We all know that good posture can help protect our neck and back from strain. Though it doesn’t stop many of us slouching in front of the computer or slumping on the sofa. But did you know that correct posture and positioning in the car can be vital to protect you from additional injury?

That headrest behind you, as I have discovered, isn’t just something to lean on when you are waiting in another interminable traffic jam. It is actually a head restraint, designed to limit the movement of your head in an accident. It could protect you from whiplash (neck sprain) and even concussion.

But for maximum protection, it needs to be correctly adjusted. And then locked in position to ensure it doesn’t move during an accident.
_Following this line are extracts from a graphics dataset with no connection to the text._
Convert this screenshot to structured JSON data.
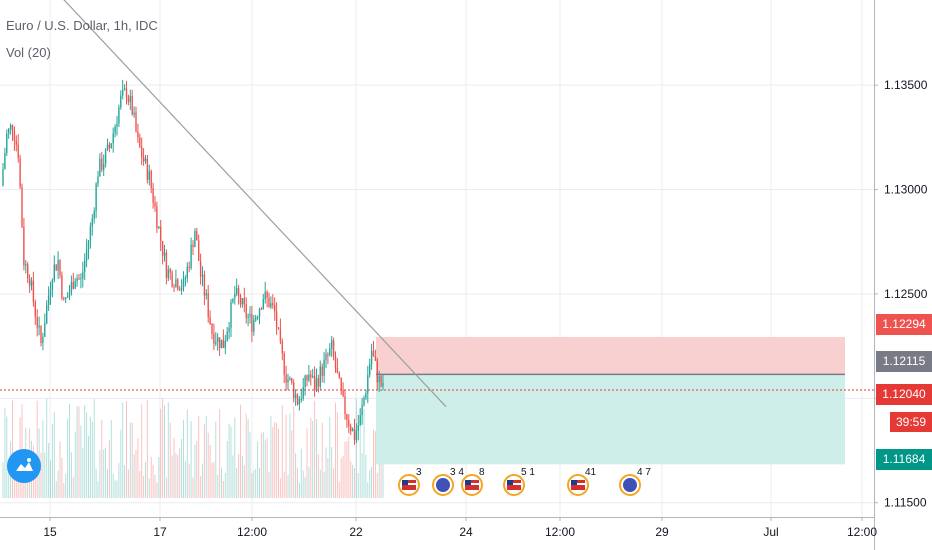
{
  "header": {
    "symbol": "Euro / U.S. Dollar, 1h, IDC",
    "volume_indicator": "Vol (20)"
  },
  "price_tags": {
    "stop_loss": "1.12294",
    "entry": "1.12115",
    "last_price": "1.12040",
    "countdown": "39:59",
    "take_profit": "1.11684"
  },
  "colors": {
    "up": "#26a69a",
    "down": "#ef5350",
    "stop_zone": "#f8d0cf",
    "target_zone": "#cdeee9",
    "entry_line": "#787b86",
    "last_price": "#e53935",
    "trendline": "#9e9e9e",
    "logo": "#2196f3"
  },
  "icons": [
    "logo-cloud-icon",
    "us-flag-icon",
    "eu-flag-icon"
  ],
  "chart_data": {
    "type": "candlestick",
    "title": "Euro / U.S. Dollar, 1h, IDC",
    "y_ticks": [
      "1.13500",
      "1.13000",
      "1.12500",
      "1.12000",
      "1.11500"
    ],
    "ylim": [
      1.1147,
      1.1386
    ],
    "x_ticks": [
      "15",
      "17",
      "12:00",
      "22",
      "24",
      "12:00",
      "29",
      "Jul",
      "12:00"
    ],
    "grid": true,
    "price_path": [
      1.1302,
      1.1326,
      1.1331,
      1.1318,
      1.1266,
      1.1258,
      1.1241,
      1.1226,
      1.1244,
      1.1261,
      1.1266,
      1.1245,
      1.1251,
      1.1259,
      1.1256,
      1.1271,
      1.1286,
      1.1309,
      1.1314,
      1.132,
      1.1331,
      1.1343,
      1.1347,
      1.1338,
      1.1322,
      1.1314,
      1.1306,
      1.1291,
      1.1276,
      1.1262,
      1.1258,
      1.1256,
      1.1254,
      1.1266,
      1.1281,
      1.1259,
      1.1247,
      1.1232,
      1.1228,
      1.1226,
      1.1238,
      1.125,
      1.1246,
      1.124,
      1.1236,
      1.1242,
      1.1249,
      1.1246,
      1.1241,
      1.1223,
      1.1211,
      1.1206,
      1.1199,
      1.1204,
      1.1212,
      1.1206,
      1.1212,
      1.1218,
      1.1224,
      1.121,
      1.1197,
      1.1189,
      1.1182,
      1.119,
      1.1205,
      1.1223,
      1.1211,
      1.1204
    ],
    "trendline": {
      "from": [
        "15",
        1.1398
      ],
      "to": [
        "24",
        1.1196
      ]
    },
    "levels": {
      "stop_loss": 1.12294,
      "entry": 1.12115,
      "last_price": 1.1204,
      "take_profit": 1.11684
    },
    "events": [
      {
        "country": "US",
        "label": "3"
      },
      {
        "country": "EU",
        "label": "3 4"
      },
      {
        "country": "US",
        "label": "8"
      },
      {
        "country": "US",
        "label": "5 1"
      },
      {
        "country": "US",
        "label": "41"
      },
      {
        "country": "EU",
        "label": "4 7"
      }
    ]
  }
}
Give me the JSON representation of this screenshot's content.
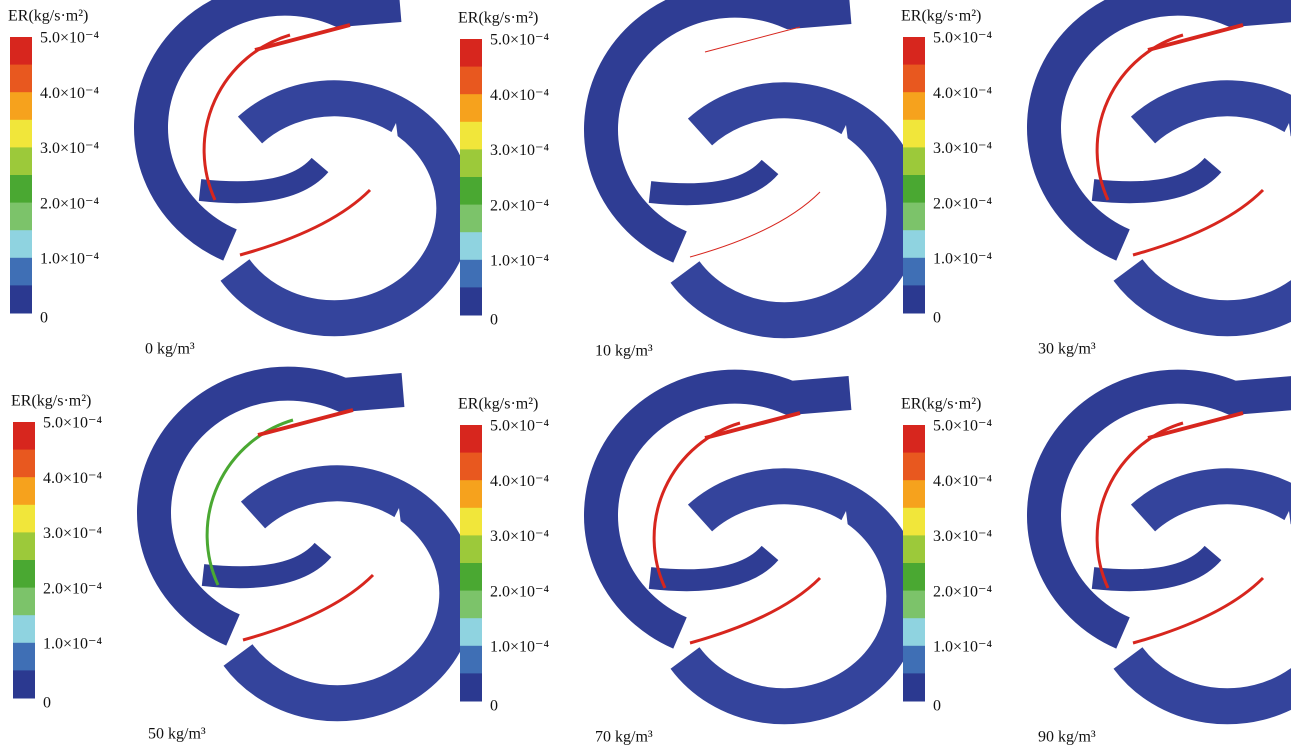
{
  "legend": {
    "title": "ER(kg/s·m²)",
    "labels": [
      "5.0×10⁻⁴",
      "4.0×10⁻⁴",
      "3.0×10⁻⁴",
      "2.0×10⁻⁴",
      "1.0×10⁻⁴",
      "0"
    ],
    "colors": [
      "#d7261e",
      "#e8581f",
      "#f6a21d",
      "#f1e63a",
      "#9cc93a",
      "#4aa832",
      "#7cc36a",
      "#8fd3e0",
      "#3f6fb5",
      "#2b3990"
    ]
  },
  "panels": [
    {
      "caption": "0 kg/m³"
    },
    {
      "caption": "10 kg/m³"
    },
    {
      "caption": "30 kg/m³"
    },
    {
      "caption": "50 kg/m³"
    },
    {
      "caption": "70 kg/m³"
    },
    {
      "caption": "90 kg/m³"
    }
  ]
}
I bet you have never thought to check that the head restraint can be adjusted and locked when you buy a car?

The Royal Society for the Prevention of Accidents have advised on the correct position for a head restraint to reduce the potential movement of the head and neck during a collision:

  • The top of the head restraint should be as high as the top of your head.
  • The head restraint should be as close to the back of your head as possible

The dangers of a poorly adjusted head restraint

Whiplash isn’t a specific medical condition but describes symptoms like pain and stiffness after a sudden jolting injury to the neck. Often, there is no identifiable problem with the bones or joints on x-ray and other scans. It is assumed that muscle or other soft tissue sprain underlies the symptoms. A correctly adjusted head restraint will reduce the amount of movement of the head and neck when that careless driver runs into the back of your car at the lights. Therefore reducing the risk of whiplash. In addition, a recent study showed that the angle of the head at the time of impact can also affect the risk of concussion or brain injury. Two good reasons to check that head restraint after all.

What have I learned?

That comfy headrest needs to be taken more seriously. I’ll be adjusting it correctly before my next trip and remember to adjust it in any other car I may be driving. Plus, I will ensure my husband alters it to suit him when he borrows my car. And make sure I return it to the best position to suit me. When my car finally gives up the ghost and I need to get a replacement I will check the head restraint along with any other in-built safety features. In fact, some manufacturers are introducing active head restraints. Where the head restraint is triggered to move towards your head in a collision, reducing the distance the head and neck can jolt through and so adding protection. The Euro NCAP website provides safety ratings on all makes of cars to help you choose the best.

Finally, I need to remember that it is not just the driver who needs to check their head restraint. Front and rear-seat passengers should be encouraged to check them too and make it as automatic as fastening their seatbelt.

Vavista aims to care for its customers as well as their cars. This simple measure is a quick and easy way of reducing your risk of neck and head injury in the rare case of an accident! And one that is often overlooked.